One of the things I take a lot of pride in is the appearance of our yard. While the one-eighth acre lot is not exactly a botanical garden, it means a lot to me that it’s always green and clean. While my 16-year-old son and I do the mowing and pruning, we turn over chemical applications to a pro. That’s why I think we have one of the nicest lawns in our neighborhood. Or at least we did for a dozen years.

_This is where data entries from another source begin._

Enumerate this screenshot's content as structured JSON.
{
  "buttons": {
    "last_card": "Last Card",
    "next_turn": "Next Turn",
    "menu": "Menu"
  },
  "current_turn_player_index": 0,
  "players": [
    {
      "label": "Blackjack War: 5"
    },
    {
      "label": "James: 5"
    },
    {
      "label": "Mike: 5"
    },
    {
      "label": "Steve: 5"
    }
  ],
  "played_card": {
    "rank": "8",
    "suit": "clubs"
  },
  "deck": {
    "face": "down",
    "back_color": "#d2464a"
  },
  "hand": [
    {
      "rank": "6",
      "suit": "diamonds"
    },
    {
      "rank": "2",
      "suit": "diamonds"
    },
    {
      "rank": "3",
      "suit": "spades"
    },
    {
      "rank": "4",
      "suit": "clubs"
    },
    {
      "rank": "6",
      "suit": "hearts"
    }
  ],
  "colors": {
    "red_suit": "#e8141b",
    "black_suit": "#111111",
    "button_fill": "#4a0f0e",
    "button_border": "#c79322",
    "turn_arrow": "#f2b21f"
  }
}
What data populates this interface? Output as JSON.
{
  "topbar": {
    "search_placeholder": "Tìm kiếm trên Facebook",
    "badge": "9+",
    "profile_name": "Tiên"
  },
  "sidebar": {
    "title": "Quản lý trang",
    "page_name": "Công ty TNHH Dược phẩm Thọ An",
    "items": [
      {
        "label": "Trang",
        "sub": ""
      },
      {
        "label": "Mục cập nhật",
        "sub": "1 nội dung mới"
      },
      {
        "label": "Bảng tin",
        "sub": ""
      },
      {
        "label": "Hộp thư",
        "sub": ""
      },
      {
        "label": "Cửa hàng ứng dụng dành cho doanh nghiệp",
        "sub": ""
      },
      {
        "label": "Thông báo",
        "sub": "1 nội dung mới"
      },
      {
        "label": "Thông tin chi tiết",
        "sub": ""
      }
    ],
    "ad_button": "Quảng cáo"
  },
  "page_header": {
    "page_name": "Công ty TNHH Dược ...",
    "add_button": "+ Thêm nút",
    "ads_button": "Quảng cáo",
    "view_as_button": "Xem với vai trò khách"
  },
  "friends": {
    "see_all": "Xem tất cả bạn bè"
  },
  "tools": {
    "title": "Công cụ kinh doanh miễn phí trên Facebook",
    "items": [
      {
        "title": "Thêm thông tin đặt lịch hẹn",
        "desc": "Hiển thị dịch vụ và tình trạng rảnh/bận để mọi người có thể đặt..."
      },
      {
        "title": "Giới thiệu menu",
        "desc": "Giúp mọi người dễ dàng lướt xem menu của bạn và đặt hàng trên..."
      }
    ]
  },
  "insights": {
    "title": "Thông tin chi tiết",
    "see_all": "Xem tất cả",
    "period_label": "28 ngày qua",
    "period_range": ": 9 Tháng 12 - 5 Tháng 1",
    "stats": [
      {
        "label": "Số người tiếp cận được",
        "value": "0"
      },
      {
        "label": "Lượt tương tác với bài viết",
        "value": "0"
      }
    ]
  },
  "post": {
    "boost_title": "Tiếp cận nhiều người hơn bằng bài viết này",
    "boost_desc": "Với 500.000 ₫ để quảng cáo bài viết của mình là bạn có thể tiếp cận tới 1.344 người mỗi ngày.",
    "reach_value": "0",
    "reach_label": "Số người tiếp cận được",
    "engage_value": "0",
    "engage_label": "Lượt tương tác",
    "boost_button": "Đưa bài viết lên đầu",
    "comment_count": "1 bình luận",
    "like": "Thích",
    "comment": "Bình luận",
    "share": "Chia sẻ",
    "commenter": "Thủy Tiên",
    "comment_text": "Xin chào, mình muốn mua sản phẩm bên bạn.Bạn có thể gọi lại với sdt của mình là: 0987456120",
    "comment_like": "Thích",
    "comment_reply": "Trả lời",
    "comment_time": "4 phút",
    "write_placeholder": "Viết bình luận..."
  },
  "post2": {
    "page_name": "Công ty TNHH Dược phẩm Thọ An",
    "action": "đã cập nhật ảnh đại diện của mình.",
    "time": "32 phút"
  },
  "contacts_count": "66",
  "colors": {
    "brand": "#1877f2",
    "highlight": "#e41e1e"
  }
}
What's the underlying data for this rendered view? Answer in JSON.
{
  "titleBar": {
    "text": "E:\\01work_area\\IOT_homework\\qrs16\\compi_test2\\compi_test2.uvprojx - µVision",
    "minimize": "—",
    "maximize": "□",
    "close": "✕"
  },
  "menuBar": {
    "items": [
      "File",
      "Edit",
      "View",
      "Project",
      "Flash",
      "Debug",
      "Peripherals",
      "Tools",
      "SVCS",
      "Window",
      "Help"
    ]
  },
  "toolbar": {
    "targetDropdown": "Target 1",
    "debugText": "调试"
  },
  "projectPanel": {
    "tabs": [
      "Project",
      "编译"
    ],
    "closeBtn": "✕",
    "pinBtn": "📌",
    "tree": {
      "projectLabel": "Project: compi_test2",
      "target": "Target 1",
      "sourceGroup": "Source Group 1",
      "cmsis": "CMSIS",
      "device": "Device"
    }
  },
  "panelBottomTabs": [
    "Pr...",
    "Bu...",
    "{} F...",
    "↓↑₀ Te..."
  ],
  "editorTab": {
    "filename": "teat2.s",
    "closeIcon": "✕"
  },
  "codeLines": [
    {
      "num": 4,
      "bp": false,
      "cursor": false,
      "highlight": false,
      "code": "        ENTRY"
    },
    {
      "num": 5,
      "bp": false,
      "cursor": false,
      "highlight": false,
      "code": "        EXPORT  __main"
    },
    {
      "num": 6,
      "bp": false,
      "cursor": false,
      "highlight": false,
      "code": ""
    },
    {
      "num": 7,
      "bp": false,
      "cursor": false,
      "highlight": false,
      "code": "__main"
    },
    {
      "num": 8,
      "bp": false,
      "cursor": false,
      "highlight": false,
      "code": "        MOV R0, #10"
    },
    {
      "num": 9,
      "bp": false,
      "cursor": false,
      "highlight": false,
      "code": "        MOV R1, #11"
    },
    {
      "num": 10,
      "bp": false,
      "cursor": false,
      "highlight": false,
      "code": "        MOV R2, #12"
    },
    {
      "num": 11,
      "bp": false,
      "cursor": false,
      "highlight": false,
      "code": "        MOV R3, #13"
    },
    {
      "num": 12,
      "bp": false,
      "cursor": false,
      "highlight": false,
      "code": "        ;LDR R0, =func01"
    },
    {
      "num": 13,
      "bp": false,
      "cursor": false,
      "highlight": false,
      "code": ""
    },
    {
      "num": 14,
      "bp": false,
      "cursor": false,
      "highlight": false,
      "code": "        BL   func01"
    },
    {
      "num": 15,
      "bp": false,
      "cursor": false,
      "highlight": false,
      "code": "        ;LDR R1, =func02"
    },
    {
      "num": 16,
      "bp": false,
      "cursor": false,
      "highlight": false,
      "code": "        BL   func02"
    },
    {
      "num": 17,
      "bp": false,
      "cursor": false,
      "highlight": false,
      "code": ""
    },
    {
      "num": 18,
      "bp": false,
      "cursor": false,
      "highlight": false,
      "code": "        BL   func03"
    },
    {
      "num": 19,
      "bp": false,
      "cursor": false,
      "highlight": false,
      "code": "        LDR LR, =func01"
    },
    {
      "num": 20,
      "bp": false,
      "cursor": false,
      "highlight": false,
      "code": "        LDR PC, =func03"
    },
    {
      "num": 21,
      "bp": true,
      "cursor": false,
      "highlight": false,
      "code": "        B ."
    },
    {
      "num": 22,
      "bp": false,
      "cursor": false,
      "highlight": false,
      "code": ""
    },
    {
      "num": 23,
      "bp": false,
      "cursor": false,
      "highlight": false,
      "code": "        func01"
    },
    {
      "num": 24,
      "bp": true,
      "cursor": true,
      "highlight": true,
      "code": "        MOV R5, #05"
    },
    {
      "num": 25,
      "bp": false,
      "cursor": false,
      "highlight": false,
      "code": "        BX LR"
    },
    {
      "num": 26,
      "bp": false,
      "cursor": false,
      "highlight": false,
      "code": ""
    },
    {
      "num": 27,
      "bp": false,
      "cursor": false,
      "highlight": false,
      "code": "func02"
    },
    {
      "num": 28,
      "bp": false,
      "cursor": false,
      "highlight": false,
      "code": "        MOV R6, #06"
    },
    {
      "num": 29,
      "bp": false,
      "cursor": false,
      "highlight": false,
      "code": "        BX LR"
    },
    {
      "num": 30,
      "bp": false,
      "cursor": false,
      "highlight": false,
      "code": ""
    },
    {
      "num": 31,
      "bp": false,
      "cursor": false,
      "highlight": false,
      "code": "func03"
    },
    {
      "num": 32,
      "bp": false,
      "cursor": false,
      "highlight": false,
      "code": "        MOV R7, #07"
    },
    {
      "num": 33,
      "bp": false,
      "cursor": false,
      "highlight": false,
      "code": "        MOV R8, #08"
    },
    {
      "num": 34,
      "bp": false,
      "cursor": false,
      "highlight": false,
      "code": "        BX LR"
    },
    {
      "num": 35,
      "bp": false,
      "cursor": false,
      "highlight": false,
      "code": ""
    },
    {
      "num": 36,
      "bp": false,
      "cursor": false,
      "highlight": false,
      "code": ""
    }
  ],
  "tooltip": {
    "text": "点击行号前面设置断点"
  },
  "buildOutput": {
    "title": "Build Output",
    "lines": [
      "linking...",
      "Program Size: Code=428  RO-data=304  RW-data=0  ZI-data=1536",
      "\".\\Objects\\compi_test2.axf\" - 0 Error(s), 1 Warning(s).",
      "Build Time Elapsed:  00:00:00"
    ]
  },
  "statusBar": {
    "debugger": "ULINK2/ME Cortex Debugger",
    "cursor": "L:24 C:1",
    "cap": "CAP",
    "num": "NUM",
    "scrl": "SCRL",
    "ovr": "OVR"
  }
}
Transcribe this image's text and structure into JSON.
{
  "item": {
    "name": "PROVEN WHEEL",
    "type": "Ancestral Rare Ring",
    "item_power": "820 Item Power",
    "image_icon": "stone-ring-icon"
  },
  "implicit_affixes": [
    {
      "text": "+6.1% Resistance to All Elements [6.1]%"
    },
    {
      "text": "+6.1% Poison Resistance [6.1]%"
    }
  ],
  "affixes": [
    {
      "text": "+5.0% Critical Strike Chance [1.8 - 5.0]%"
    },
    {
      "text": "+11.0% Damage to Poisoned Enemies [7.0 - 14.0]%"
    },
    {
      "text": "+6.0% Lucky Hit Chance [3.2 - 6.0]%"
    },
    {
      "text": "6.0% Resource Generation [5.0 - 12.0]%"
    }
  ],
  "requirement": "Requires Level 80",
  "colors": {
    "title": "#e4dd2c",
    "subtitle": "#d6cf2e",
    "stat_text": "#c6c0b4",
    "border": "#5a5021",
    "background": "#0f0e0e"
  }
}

Last September I noticed a small corner of our front yard was browning in a two-foot wide area. Within a week, it had spread wider, so we called ‘Fertilizer Man.’ (After all these years we still don’t know his name. He just shows up unannounced, does his thing and leaves a preprinted invoice. Then we send a check to his office.) He applied a special treatment to the St. Augustine and said we should be fine with new growth in the spring.
Unfortunately, when the grass turned green six weeks ago, the now 10-foot triangular patch failed to arrive as planned. Add the worst drought in these parts in decades and my pride and joy is looking poor and neglected.
Yesterday, FM returned for his quarterly application. I went out to ask for advice, and the first thing he said was, “I am embarrassed and confused about this. I apologize for not knowing what to do. It has me completely baffled.” He suggested we rake the area clean, replant two trays of plugs, add Leaf Mold Compost – ‘the most magical dirt you’ll ever find’ – and nurture the lawn back to health.
It was great to experience a person who takes so much pride in his work that he apologized and felt the need to admit his lack of understanding. Here’s a guy who spends every day in the hot Texas sun fertilizing yards for people he neither knows nor sees, and yet he treats each lawn as an artist views his canvas. Those are attributes to which every professional should aspire.